Although she had worn glasses for many years, her sight had deteriorated rapidly over the past 12 months. She suffered from blurred vision, glare and dazzle, which could not be corrected by glasses or contact lenses.

“Driving in the dark became a nightmare,” said Patti. “I tried to avoid it whenever I could but my journey home from work takes an hour and it was a problem on dark winter nights. I would see halos around lights and had to squint to focus my eyes. I thought it was just my sight deteriorating naturally and put it down to my age.”

Patti, 53, who lives in Ackworth near Wakefield, has been a type 1 diabetic for 30 years.

Diabetes can affect eyesight and at her annual retinal screening it was discovered she had bilateral cataracts – a clouding of the lens, which causes foggy vision and glare in bright sunlight.

“I was shocked when I learned I had a cataract in each eye,” says Patti.

“I had no idea that this was what was causing my vision problems. I associated cataracts with people in their 60s and 70s but I was told they might be linked to my diabetes.”

She was referred to Timothy Dabbs, consultant ophthalmologist at Spire Leeds Hospital and had two separate cataract operations under his care. The first, on her right eye was done in February followed by the left eye two weeks later.

Since then her eyesight has improved considerably – she now has normal 20/20 vision restored.

Patti, a private patient adviser at Spire Leeds Hospital, and a keen artist and photographer in her leisure time, said: ’’Not only have the cataracts been removed, my vision is better than it was before the cataracts.

“As my vision continued to improve after the surgery, I was overcome by the beauty of everything, the colours of the flowers, the grass and the sunshine.”

Mr Dabbs said: “Cataracts are much more common in diabetics and especially so as a cause of cataracts in younger patients like Patti.

“She had a cataract developing on both eyes and it was clear that her visual problems could not be solved without surgery. Patti had phacoemulsification (cataract surgery) and intraocular lens implant under topical anaesthesia. With diabetic patients, such as Patti, special care is taken to ensure that diabetic retinal damage does not occur during the procedure.”

The lens inside the eye that has become cloudy (as a result of changes in the structure of the lens over time) is removed and replaced with an artificial lens (called an intraocular lens or IOL) to restore clear vision.

The operation involves microsurgical removal of the diseased cataractous lens using an ultrasonic probe inserted into the eye via a 2mm self-sealing incision. Using the same incision a foldable acrylic lens is inserted into the eye. This lens is preselected with the correct focusing power for the patient following preoperative high precision eye measurements.

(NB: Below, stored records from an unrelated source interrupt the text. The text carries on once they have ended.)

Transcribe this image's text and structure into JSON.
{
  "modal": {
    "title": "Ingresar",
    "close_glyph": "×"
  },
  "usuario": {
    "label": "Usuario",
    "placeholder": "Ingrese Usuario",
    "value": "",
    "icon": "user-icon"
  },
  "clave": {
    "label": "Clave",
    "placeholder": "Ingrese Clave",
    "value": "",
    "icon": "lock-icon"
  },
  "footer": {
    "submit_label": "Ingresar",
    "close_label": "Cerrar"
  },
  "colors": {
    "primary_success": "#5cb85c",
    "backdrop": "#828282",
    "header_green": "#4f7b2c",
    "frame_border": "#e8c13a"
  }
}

The procedure, which typically takes around 20 to 30 minutes is performed on an outpatient basis and does not require an overnight stay. Patients are awake during the procedure, which is done under local anaesthetic. Patti went home the same day. She was able to watch TV straight away and within three days was able to drive and return to work.

“Although you are awake and aware, you cannot feel anything so it is not painful and it’s all over so quickly,” said Patti.

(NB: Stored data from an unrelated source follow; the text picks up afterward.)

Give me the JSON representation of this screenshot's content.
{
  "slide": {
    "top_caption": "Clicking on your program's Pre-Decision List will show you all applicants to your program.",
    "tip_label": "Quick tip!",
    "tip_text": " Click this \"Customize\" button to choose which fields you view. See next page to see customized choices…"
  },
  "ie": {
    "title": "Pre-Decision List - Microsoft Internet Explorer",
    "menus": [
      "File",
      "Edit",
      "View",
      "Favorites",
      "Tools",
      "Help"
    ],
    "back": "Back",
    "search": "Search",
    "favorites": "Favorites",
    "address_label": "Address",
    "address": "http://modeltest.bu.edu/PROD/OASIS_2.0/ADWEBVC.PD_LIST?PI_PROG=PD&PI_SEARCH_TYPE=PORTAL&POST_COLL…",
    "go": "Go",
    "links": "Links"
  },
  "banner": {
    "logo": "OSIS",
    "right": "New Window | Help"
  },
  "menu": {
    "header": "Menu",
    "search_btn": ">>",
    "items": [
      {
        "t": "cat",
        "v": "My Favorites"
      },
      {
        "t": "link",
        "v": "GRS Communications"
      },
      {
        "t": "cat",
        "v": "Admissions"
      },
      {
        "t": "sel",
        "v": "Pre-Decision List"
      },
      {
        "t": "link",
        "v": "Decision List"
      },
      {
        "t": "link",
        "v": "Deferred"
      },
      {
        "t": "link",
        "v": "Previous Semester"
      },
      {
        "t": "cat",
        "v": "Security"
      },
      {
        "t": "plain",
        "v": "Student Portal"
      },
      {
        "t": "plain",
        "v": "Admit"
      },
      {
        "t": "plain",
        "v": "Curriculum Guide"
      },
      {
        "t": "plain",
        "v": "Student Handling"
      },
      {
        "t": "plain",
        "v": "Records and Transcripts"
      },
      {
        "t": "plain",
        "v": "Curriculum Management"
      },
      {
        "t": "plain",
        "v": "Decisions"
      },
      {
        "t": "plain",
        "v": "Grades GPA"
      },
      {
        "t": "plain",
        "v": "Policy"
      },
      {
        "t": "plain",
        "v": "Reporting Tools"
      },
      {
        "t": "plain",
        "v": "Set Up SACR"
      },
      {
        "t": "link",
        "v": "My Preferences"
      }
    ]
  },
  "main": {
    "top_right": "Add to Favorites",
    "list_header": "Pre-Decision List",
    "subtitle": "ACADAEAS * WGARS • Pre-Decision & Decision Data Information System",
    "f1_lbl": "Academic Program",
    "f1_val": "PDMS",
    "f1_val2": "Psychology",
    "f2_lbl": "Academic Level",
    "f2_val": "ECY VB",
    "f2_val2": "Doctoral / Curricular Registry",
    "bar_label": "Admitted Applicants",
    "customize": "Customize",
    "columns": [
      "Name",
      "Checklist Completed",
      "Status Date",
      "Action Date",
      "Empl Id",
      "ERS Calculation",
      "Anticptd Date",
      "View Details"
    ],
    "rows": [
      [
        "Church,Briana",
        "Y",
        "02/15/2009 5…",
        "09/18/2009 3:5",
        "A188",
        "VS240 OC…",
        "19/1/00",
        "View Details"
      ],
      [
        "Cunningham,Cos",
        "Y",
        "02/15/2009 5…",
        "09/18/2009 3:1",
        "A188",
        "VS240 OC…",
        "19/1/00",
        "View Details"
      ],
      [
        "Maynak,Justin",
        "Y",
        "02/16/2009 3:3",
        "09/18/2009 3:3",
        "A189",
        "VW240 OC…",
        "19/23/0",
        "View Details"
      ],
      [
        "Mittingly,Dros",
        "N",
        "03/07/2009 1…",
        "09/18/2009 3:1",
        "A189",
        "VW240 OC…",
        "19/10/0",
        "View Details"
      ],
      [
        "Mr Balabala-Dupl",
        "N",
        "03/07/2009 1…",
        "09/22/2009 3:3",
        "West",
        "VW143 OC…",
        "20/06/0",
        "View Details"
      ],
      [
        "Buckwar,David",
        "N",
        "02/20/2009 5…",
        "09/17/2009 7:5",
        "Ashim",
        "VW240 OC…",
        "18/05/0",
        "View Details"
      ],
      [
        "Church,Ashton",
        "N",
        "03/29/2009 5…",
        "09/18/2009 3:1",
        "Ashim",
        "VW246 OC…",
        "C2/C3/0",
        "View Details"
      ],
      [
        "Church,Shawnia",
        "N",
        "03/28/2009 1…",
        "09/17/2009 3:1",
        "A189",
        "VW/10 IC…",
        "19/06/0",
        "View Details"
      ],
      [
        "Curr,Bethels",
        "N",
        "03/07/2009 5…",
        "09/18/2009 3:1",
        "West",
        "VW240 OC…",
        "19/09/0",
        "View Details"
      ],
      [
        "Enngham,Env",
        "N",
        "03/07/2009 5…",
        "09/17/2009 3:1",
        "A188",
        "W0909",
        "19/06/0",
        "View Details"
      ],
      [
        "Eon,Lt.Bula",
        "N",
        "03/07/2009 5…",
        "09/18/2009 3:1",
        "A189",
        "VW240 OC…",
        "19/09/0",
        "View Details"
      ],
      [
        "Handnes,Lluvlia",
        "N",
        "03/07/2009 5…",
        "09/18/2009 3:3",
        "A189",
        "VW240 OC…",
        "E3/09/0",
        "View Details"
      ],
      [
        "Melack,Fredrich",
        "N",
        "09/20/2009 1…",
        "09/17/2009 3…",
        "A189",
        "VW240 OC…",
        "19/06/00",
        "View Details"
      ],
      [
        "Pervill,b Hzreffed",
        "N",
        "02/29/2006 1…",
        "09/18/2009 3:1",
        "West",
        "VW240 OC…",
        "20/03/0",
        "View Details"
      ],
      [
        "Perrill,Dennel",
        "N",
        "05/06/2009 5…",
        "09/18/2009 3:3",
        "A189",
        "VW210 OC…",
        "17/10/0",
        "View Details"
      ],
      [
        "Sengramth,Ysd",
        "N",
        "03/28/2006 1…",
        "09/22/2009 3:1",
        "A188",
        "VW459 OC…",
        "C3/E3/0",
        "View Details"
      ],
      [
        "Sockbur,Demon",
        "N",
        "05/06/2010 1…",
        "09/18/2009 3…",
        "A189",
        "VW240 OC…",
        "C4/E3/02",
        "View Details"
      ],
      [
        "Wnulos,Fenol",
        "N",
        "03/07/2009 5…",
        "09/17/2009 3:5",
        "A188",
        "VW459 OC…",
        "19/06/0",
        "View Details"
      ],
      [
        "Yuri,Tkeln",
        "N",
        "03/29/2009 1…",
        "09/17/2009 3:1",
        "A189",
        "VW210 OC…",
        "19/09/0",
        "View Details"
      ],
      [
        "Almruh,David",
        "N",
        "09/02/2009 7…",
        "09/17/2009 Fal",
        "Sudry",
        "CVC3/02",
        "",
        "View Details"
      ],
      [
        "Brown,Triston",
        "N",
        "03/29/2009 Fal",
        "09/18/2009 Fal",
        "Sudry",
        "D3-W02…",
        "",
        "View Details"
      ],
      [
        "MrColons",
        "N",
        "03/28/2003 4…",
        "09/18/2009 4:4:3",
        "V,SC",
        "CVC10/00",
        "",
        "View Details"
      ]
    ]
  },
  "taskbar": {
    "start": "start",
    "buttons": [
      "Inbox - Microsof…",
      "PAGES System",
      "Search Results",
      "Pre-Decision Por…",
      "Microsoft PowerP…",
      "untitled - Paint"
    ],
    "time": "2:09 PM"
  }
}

“The benefits are immediate; however, it takes around four weeks for it to become fully effective. “It just keeps getting better and better over the weeks after surgery. I was thrilled with the results. It’s like looking at a different world.” She now only wears glasses for computer work and reading.

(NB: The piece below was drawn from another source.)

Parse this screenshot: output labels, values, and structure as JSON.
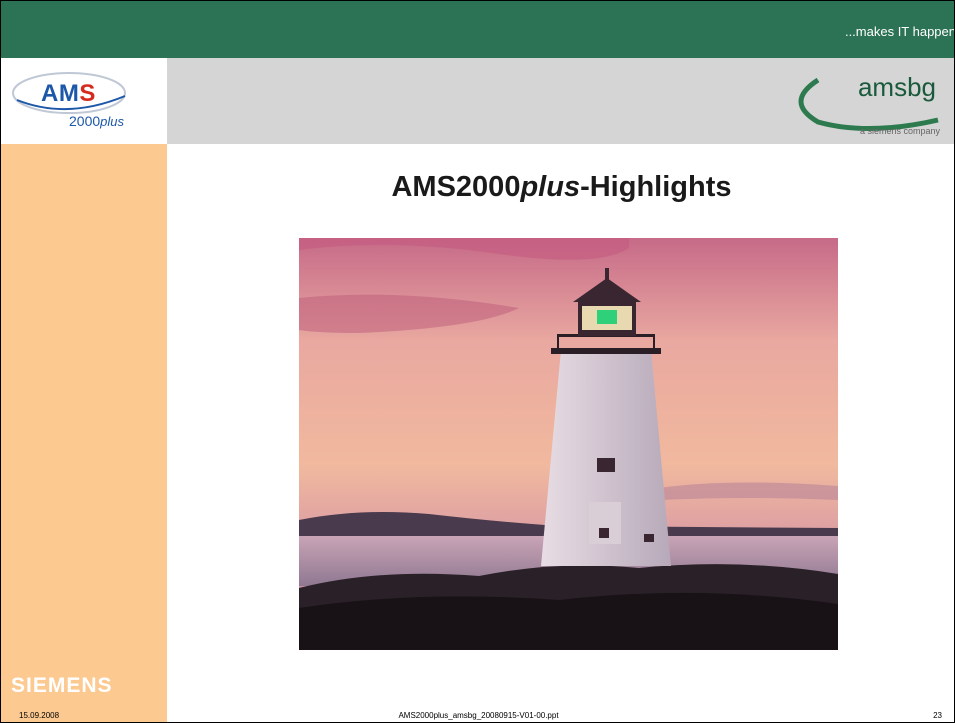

“It’s made an incredible difference,” adds Patti.“I don’t need to wear glasses all the time and I don’t have to avoid driving in the dark.”

Cataract surgery is one of the most common operations performed in the UK with almost 400,000 procedures carried out each year.

The majority is performed on patients over 50 but some are performed on younger patients and in rare circumstances on babies. Men and women are equally affected.

“Patti has had a good recovery following her surgery and has much improved vision for her work and driving with restoration of normal sight and 20/20 vision,” says Mr Dabbs.

Patti said, “It’s made a huge difference to my life.”